A moment later, I allow James to guide me back into the kitchen. ‘There was a Bible quote in the card, I promise you,’ I say, no longer sure who I’m trying to convince. ‘The donor must have removed the original from the bin and posted the new one.’ Even to my own ears I sound delusional, and I start to wonder if it’s possible I imagined the message inside the card this morning. After all, I was convinced Carol was about to take Cory. Is it not possible that I looked at one thing and saw another?

‘Look at it, Louisa!’ James prises the card from my hands and holds it up towards me. His voice is gentle, and for some reason that scares me more than if he’d been shouting.

I see the writing for a second time, the typed font like a mirage in front of my eyes.

To Mr and Mrs Carter,

Congratulations on the birth of your baby.

We at SureLife family clinic wish you much happiness for your future x

‘Will you let me take you to the doctor now?’ he asks, the fear in his voice palpable.

All I can do is nod.


‘Your word is a lamp to my feet and a light to my path’ Psalm 119: 105

The stairs creek beneath my bare feet. I shift my weight onto the handrail and feel the next step with the tip of my toe before committing to it. The stairwell is blacker than an underground tunnel; silent, still… as if an anaesthetic has seeped into its cladding.

I have been home for almost three hours but insomnia refuses to surrender. It bounces off the walls of my mind, like a hyperactive child with a tube of Smarties.

Ahead of me, light seeps out of a thin crack in the kitchen door. The promise of alcohol draws me towards it, like a moth to a flame if I were being predictable. My resolve towards Louisa has continued to weaken since I arrived home but I mustn’t allow it to. ‘Let us hold fast the confession of our hope without wavering, for he who promised is faithful.’ I have started to wonder if I am going too far in my pursuit of happiness, in pursuit of righting the wrongs which have befallen me… but no, in my spirit I know what is right. After witnessing the incident in the garden, it is clear that Louisa now firmly believes the donor has returned to take her child. The irony is almost funny.

The day flashes before me like an express train as I finally touch down on even ground, the icy coldness of the hallway floor biting at my heels. The first stirrings of winter cold cause my limbs to ache. I arch my back and hear it crack. That is what happens when you stealth around in woodland in the height of winter, spying on your prey. But of course it is a ransom I must pay. I know to some my actions may appear ungodly, like the story of Saul in reverse, and yet I know in my soul that the child was meant for me and me alone. Louisa was merely a vessel… like the Virgin Mary.

The whiskey feels like soft silk as it coats the back of my throat. Bushmills single malt. It warms me from within, spreading outwards and soothing my aching muscles. I tip it back in one, enjoying the feeling of serenity as my eyes cloud over.

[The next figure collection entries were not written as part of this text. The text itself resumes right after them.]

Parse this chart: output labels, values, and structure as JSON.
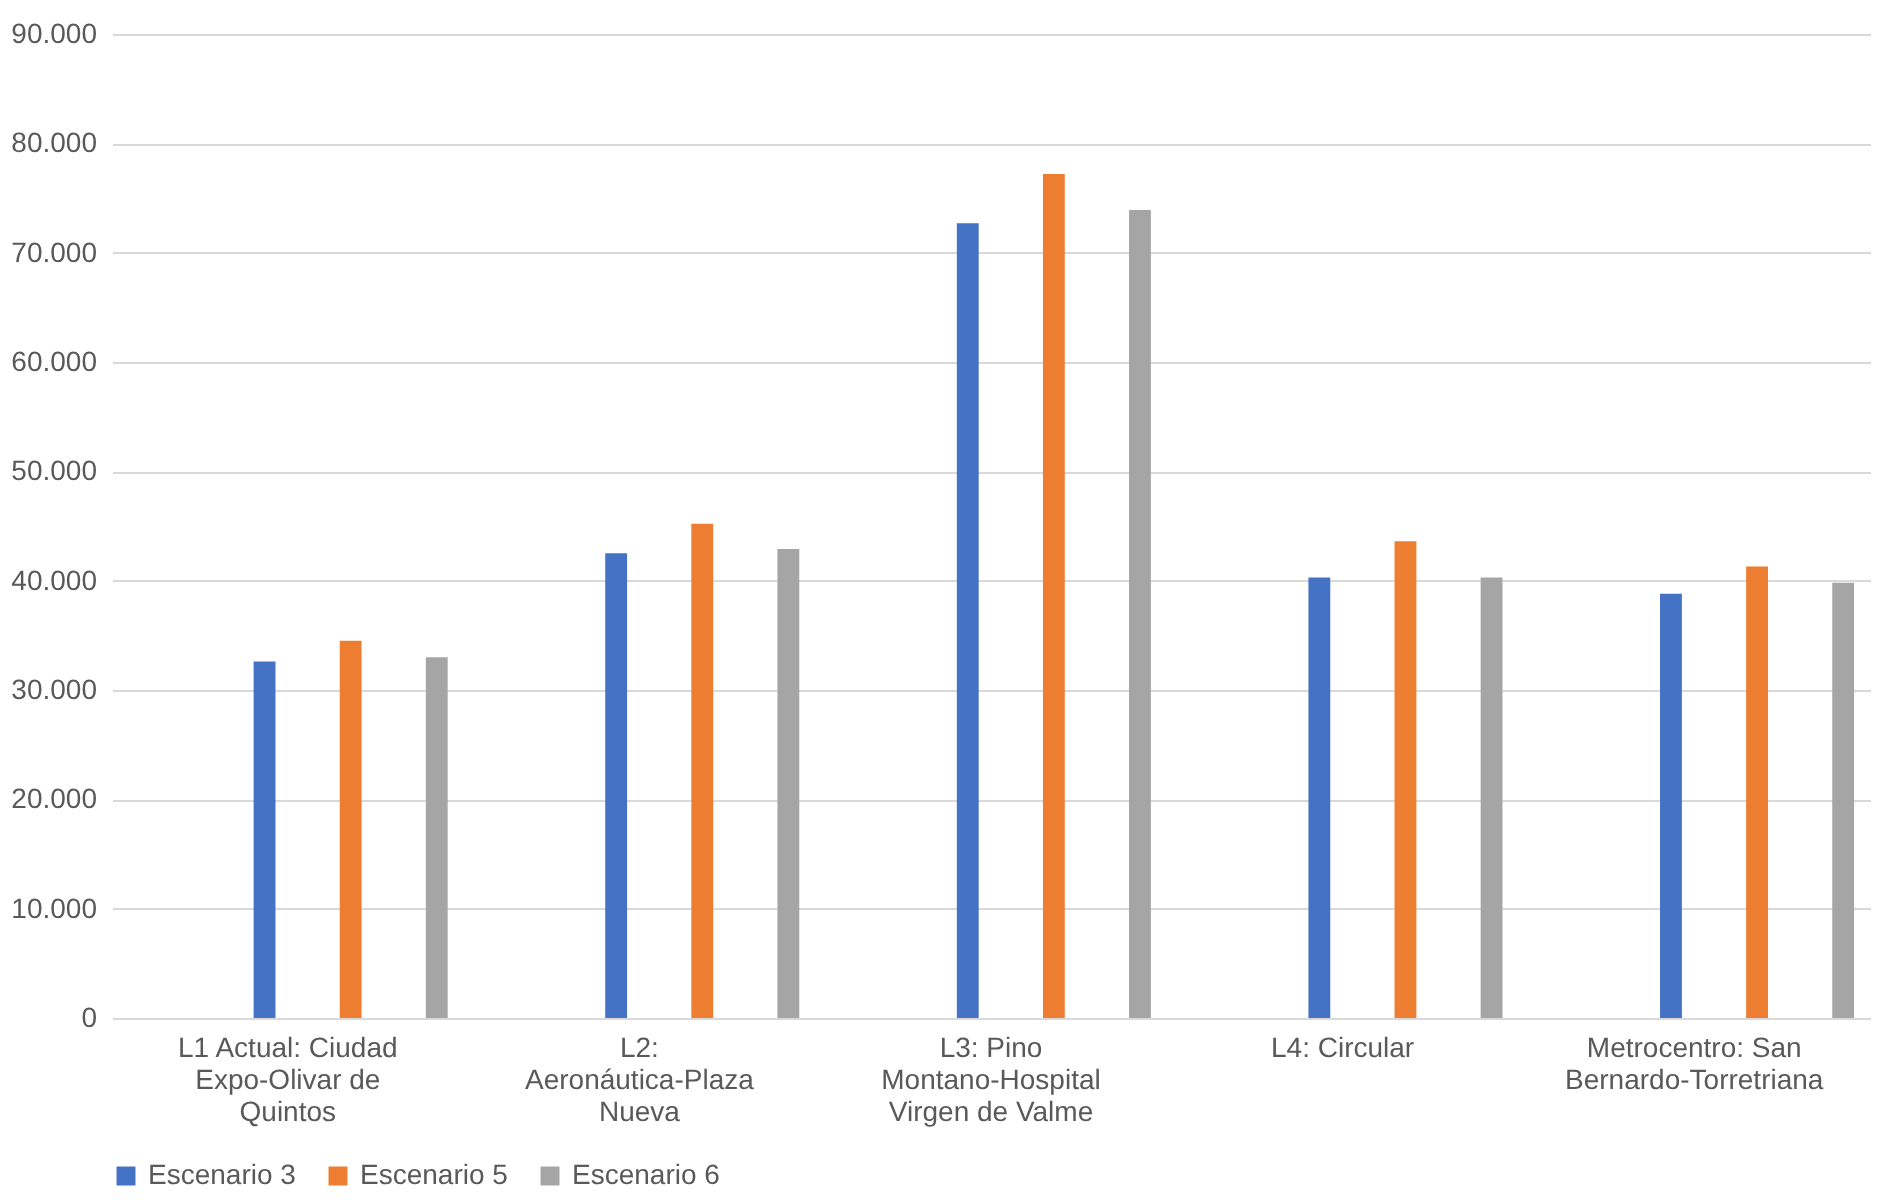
{
  "chart_data": {
    "type": "bar",
    "categories": [
      "L1 Actual: Ciudad Expo-Olivar de Quintos",
      "L2: Aeronáutica-Plaza Nueva",
      "L3: Pino Montano-Hospital Virgen de Valme",
      "L4: Circular",
      "Metrocentro: San Bernardo-Torretriana"
    ],
    "series": [
      {
        "name": "Escenario 3",
        "color": "#4472c4",
        "values": [
          32600,
          42500,
          72700,
          40300,
          38800
        ]
      },
      {
        "name": "Escenario 5",
        "color": "#ed7d31",
        "values": [
          34500,
          45200,
          77200,
          43600,
          41300
        ]
      },
      {
        "name": "Escenario 6",
        "color": "#a5a5a5",
        "values": [
          33000,
          42900,
          73900,
          40300,
          39800
        ]
      }
    ],
    "ylim": [
      0,
      90000
    ],
    "yticks": [
      {
        "value": 0,
        "label": "0"
      },
      {
        "value": 10000,
        "label": "10.000"
      },
      {
        "value": 20000,
        "label": "20.000"
      },
      {
        "value": 30000,
        "label": "30.000"
      },
      {
        "value": 40000,
        "label": "40.000"
      },
      {
        "value": 50000,
        "label": "50.000"
      },
      {
        "value": 60000,
        "label": "60.000"
      },
      {
        "value": 70000,
        "label": "70.000"
      },
      {
        "value": 80000,
        "label": "80.000"
      },
      {
        "value": 90000,
        "label": "90.000"
      }
    ],
    "grid": "y",
    "legend": "bottom"
  }
}
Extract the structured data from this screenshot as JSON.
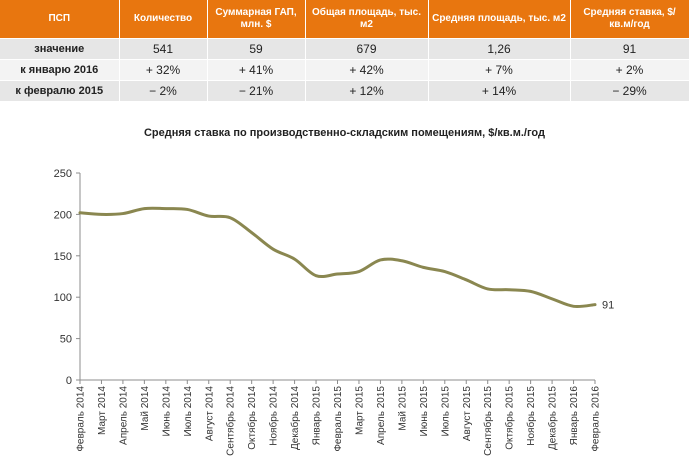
{
  "table": {
    "headers": [
      "ПСП",
      "Количество",
      "Суммарная ГАП, млн. $",
      "Общая площадь, тыс. м2",
      "Средняя площадь, тыс. м2",
      "Средняя ставка, $/кв.м/год"
    ],
    "rows": [
      {
        "label": "значение",
        "cells": [
          "541",
          "59",
          "679",
          "1,26",
          "91"
        ]
      },
      {
        "label": "к январю 2016",
        "cells": [
          "+ 32%",
          "+ 41%",
          "+ 42%",
          "+ 7%",
          "+ 2%"
        ]
      },
      {
        "label": "к февралю 2015",
        "cells": [
          "− 2%",
          "− 21%",
          "+ 12%",
          "+ 14%",
          "− 29%"
        ]
      }
    ]
  },
  "chart_data": {
    "type": "line",
    "title": "Средняя ставка по производственно-складским помещениям, $/кв.м./год",
    "xlabel": "",
    "ylabel": "",
    "ylim": [
      0,
      250
    ],
    "yticks": [
      0,
      50,
      100,
      150,
      200,
      250
    ],
    "grid": false,
    "line_color": "#8a8750",
    "categories": [
      "Февраль 2014",
      "Март 2014",
      "Апрель 2014",
      "Май 2014",
      "Июнь 2014",
      "Июль 2014",
      "Август 2014",
      "Сентябрь 2014",
      "Октябрь 2014",
      "Ноябрь 2014",
      "Декабрь 2014",
      "Январь 2015",
      "Февраль 2015",
      "Март 2015",
      "Апрель 2015",
      "Май 2015",
      "Июнь 2015",
      "Июль 2015",
      "Август 2015",
      "Сентябрь 2015",
      "Октябрь 2015",
      "Ноябрь 2015",
      "Декабрь 2015",
      "Январь 2016",
      "Февраль 2016"
    ],
    "values": [
      202,
      200,
      201,
      207,
      207,
      206,
      198,
      196,
      178,
      158,
      146,
      126,
      128,
      131,
      145,
      144,
      136,
      131,
      121,
      110,
      109,
      107,
      98,
      89,
      91
    ],
    "end_label": "91"
  }
}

I am doing the right thing. I am righting every wrong.

Standing in the kitchen brings back memories of the day gone by: The homeless man, the phone, the matching cards and the email. I may wait a little while now, remain vigilant, assess how my planted seed of doubt grows and flourishes. ‘Faith as small as a mustard seed can move a mountain.’

Especially when that seed is planted on fertile ground.





CHAPTER SEVENTEEN

Louisa

Now


‘I think Cory’s lips are turning purple. Do they look purple to you?’ I plough the pram through a thick mound of snow, my arms aching and my bare knuckles burning with cold. On a normal day the doctor’s surgery is a ten-minute stroll, but we must have already been battling the elements for half an hour.